La forma más fácil de criticar un experimento NGS es describirlo como una expedición de pesca. Aquí hay algunas cosas que definitivamente debes evitar.
- No se proponga caracterizar genes que aún no haya identificado. Si no tienes datos preliminares, no sabes qué genes ni cuántos genes encontrarás. Sin embargo, es probable que sean cientos. Simplemente decir que elegirás algunos genes interesantes para estudiar es una forma rápida de obtener una mala puntuación en tu subvención. Si es posible, su experimento debe probar una hipótesis. Por ejemplo, se podría plantear la hipótesis de que se inducirán ciertos genes (por ejemplo, genes de apoptosis). Luego, puede proponer el uso de ensayos NGS para probarlo (y proponer la PCR en tiempo real como método de respaldo). De esa manera puedes probar una hipótesis, proponer resultados esperados y controles (por ejemplo, genes que deberían subir y bajar), lo cual es una manera mucho mejor de hacer un experimento NGS (o cualquier otro experimento). Simplemente ir a pescar genes es un mal enfoque y siempre provoca la ira del comité de revisión.

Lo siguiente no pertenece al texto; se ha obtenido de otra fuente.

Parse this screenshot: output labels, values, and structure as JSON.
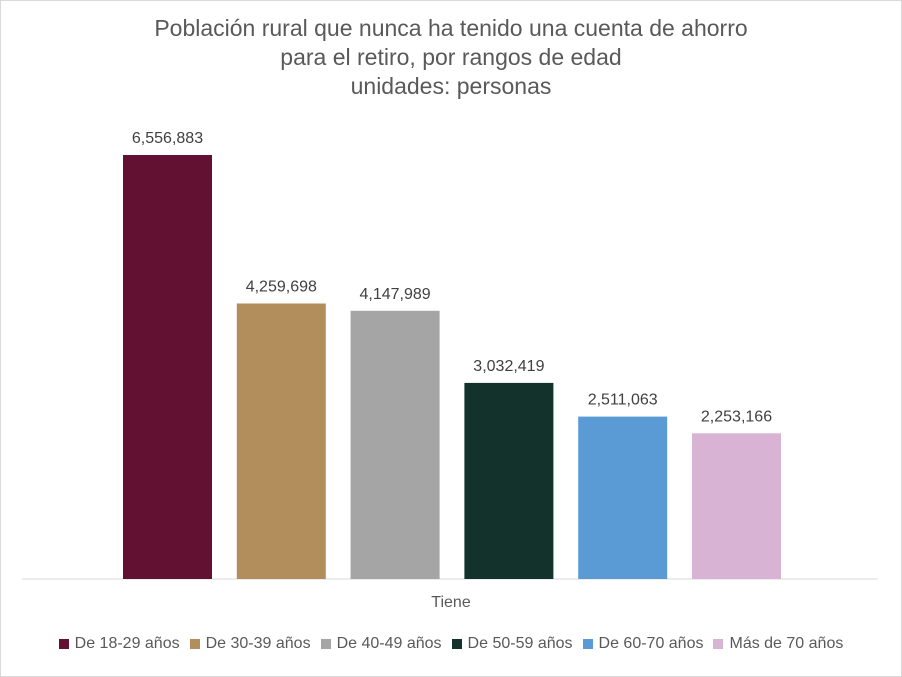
{
  "chart_data": {
    "type": "bar",
    "title_lines": [
      "Población rural que nunca ha tenido una cuenta de ahorro",
      "para el retiro, por rangos de edad",
      "unidades: personas"
    ],
    "categories": [
      "Tiene"
    ],
    "ylim": [
      0,
      7000000
    ],
    "grid": false,
    "legend_position": "bottom",
    "series": [
      {
        "name": "De 18-29 años",
        "values": [
          6556883
        ],
        "label": "6,556,883",
        "color": "#621132"
      },
      {
        "name": "De 30-39 años",
        "values": [
          4259698
        ],
        "label": "4,259,698",
        "color": "#B38E5D"
      },
      {
        "name": "De 40-49 años",
        "values": [
          4147989
        ],
        "label": "4,147,989",
        "color": "#A5A5A5"
      },
      {
        "name": "De 50-59 años",
        "values": [
          3032419
        ],
        "label": "3,032,419",
        "color": "#13322B"
      },
      {
        "name": "De 60-70 años",
        "values": [
          2511063
        ],
        "label": "2,511,063",
        "color": "#5B9BD5"
      },
      {
        "name": "Más de 70 años",
        "values": [
          2253166
        ],
        "label": "2,253,166",
        "color": "#D9B3D3"
      }
    ]
  }
}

- Simplemente decir que utilizará algún programa de software para analizar los datos o agrupar los genes en vías también le causará problemas. Los datos NGS pueden ser extremadamente complejos y requerirán métodos estadísticos para su análisis. Los datos sobre la ruta que se conocen son lamentablemente incompletos. De todos modos, la mayoría de los genes no están en las vías. Necesitará un enfoque bien planificado para analizar los datos. Debería tener una forma de saber si el experimento funcionó o no (por ejemplo, ¿se activaron los genes de apoptosis esperados?).
- El experimento NGS no debe ser simplemente un párrafo al final de uno de sus objetivos. Hagas lo que hagas, absolutamente no añadas un experimento de NGS al final de una solicitud de subvención como algo que "también harás". Los experimentos de NGS son grandes, costosos y complicados y no se pueden hacer como una ocurrencia tardía. Muchas, muchas subvenciones tienen una descripción de un párrafo de un experimento NGS que los investigadores también harán. Eso es un pararrayos para las críticas de los críticos.
- Si está buscando genes, debería buscarlos por una razón. No proponga simplemente buscar genes regulados sin proponer hacer algo con ellos. Encontrar los genes que suben y bajan no es un objetivo lo suficientemente importante. Debe buscar genes con algún propósito en mente (por ejemplo, alguna hipótesis para probar).